Um depoimento que expõe a urgência da conscientização

Carla Comini, publicitária de 63 anos e ex-fumante por 32, só descobriu ser portadora de DPOC após sua irmã ser diagnosticada com câncer de pulmão em estágio avançado. 'Fui ao médico por medo, depois que vi a situação dela', relata. Hoje, Carla, que atua como voluntária na ABRAF (Associação Brasileira de Apoio à Família com Hipertensão Pulmonar e Doenças Correlatas), transformou sua luta em conscientização. 'Os exercícios respiratórios e a atividade física são essenciais. Descobri que até os músculos das pernas fazem diferença para manter os pulmões funcionando', destaca.

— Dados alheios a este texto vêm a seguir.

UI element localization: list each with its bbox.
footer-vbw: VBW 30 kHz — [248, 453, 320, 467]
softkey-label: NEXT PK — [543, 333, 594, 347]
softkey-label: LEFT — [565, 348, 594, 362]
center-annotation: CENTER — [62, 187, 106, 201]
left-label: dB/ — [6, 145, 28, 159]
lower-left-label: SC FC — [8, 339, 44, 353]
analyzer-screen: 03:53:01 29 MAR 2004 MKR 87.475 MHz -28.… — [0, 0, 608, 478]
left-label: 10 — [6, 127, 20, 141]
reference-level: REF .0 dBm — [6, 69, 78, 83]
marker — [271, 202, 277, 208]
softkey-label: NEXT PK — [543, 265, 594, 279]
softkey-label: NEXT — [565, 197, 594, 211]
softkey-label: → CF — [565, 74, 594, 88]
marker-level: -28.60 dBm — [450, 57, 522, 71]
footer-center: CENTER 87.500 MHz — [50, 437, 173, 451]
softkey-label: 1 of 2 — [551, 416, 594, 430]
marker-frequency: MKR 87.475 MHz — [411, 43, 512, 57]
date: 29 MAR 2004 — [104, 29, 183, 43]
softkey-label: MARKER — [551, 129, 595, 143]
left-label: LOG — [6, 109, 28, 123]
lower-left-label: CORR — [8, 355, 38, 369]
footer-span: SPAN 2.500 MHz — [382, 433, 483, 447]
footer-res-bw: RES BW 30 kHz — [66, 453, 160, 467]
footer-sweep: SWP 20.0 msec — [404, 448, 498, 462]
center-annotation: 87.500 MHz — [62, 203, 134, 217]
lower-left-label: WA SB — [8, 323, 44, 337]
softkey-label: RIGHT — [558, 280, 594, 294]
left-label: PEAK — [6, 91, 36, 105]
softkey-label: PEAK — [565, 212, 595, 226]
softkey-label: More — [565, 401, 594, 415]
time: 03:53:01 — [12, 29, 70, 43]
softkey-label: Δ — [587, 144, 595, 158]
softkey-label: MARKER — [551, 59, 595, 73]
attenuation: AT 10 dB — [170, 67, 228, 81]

Como identificar e prevenir a DPOC

A doença não tem cura, mas pode ser controlada com diagnóstico precoce e mudanças de hábitos. Os sintomas mais comuns incluem falta de ar persistente, tosse com secreção (que pode ser amarelada ou esverdeada) e chiado no peito. Especialistas recomendam atenção redobrada para quem tem histórico de tabagismo, exposição a poluentes ou predisposição genética. A prevenção passa pela cessação do fumo, prática regular de exercícios físicos e consultas periódicas com pneumologistas. Para aqueles que já apresentam sintomas, a avaliação médica imediata é crucial para retardar a progressão da doença.